This post is one in a series featuring the complete slate of advanced energy technologies outlined in the report This Is Advanced Energy.
Voltage and Volt-Ampere Reactive (VAR) Optimization (VVO) is a smart grid-enabled utility application. VVO controls the flow of power on the distribution system to increase efficiency and reliability, reduce distribution energy losses, and accommodate new power flows, such as those originating from distributed generation. By providing more precise voltage control, VVO reduces total energy consumption without compromising service quality.
Distribution line voltage drops gradually with distance from the substation due to resistive losses in the wires. Historically, utilities have had to use estimates to ensure that all customers receive power within the voltage limits required to operate electric devices. This requires starting with higher than optimal levels to keep voltage from dropping below minimum thresholds by the time it reaches the customers farthest from the substation. By using dynamic control, VVO allows distribution lines to maintain lower overall voltage without impacting service quality. Power regulators, like those from Gridco Systems (pictured), can boost secondary voltage and prop up low voltage points, providing a significant opportunity for incremental VVO savings.
Increased market penetration of VVO is expected as applications verify the benefits. The Snohomish County Public Utility District in Washington State invested $4.6 million in a Conservation Voltage Reduction system (an application of VVO), which resulted in better voltage quality and energy savings of approximately $600,000 per year. Similarly, Dominion Power in Virginia was able to reduce total energy use by 2.8% through voltage optimization. North American shipments of VVO control systems are projected to increase from 50,000 units in 2013 to over 100,000 units by 2018.

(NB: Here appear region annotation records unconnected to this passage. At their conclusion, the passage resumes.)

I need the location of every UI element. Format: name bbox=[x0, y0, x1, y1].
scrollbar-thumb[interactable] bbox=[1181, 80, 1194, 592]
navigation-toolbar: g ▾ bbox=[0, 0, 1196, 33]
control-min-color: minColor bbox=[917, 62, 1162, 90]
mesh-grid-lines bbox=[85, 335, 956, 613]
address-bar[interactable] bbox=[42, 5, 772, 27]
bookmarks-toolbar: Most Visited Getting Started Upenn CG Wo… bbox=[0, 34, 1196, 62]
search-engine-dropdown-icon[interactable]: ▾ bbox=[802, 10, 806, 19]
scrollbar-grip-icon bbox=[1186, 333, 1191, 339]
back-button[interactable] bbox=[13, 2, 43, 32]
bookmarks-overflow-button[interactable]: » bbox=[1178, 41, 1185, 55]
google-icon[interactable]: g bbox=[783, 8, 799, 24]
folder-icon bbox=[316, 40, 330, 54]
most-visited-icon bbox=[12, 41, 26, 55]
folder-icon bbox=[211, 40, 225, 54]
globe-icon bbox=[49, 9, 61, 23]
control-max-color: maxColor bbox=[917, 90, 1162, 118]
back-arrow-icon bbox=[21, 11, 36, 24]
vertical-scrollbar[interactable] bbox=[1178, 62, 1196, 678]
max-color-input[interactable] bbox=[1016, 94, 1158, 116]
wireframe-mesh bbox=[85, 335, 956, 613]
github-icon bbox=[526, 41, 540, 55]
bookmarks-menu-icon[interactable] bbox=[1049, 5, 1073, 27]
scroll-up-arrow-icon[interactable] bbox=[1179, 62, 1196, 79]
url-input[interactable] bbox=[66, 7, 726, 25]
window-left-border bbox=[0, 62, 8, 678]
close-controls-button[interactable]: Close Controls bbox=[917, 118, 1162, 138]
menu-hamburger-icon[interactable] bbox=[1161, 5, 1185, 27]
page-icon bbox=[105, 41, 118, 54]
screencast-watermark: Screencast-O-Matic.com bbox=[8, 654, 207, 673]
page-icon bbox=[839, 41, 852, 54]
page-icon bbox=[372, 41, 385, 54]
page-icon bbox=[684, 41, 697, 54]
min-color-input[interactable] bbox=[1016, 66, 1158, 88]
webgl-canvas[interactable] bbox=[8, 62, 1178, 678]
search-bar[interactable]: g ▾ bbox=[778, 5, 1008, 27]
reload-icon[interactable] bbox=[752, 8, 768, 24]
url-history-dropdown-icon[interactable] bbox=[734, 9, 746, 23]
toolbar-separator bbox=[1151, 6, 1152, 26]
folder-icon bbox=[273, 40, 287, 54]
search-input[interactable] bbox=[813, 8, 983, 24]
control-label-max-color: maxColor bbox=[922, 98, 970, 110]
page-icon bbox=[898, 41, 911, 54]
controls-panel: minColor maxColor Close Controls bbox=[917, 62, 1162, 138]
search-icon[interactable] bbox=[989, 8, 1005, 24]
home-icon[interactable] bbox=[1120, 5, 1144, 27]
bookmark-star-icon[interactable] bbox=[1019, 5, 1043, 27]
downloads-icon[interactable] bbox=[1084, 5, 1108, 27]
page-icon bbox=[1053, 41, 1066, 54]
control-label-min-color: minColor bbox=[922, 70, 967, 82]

In addition to energy and cost savings, VVO provides better control, creating a more intelligent, efficient, and stable distribution system. An impact analysis by the National Electrical Manufacturers Association found that VVO is able to reduce distribution line losses by 2%-5%, and a Department of Energy study of VVO concluded that the technology could reduce distribution line losses by more than 5%. Commonwealth Edison, an Illinois utility, found that voltage optimization could reduce electricity consumption by 2%, with a levelized cost of saved energy of less than 2 cents per kWh, well below the cost of purchased energy. For every 1% reduction in voltage, VVO reduces overall system demand by roughly 1%. This not only reduces energy demand, but also defers investments in new generation, transmission, and distribution capacity.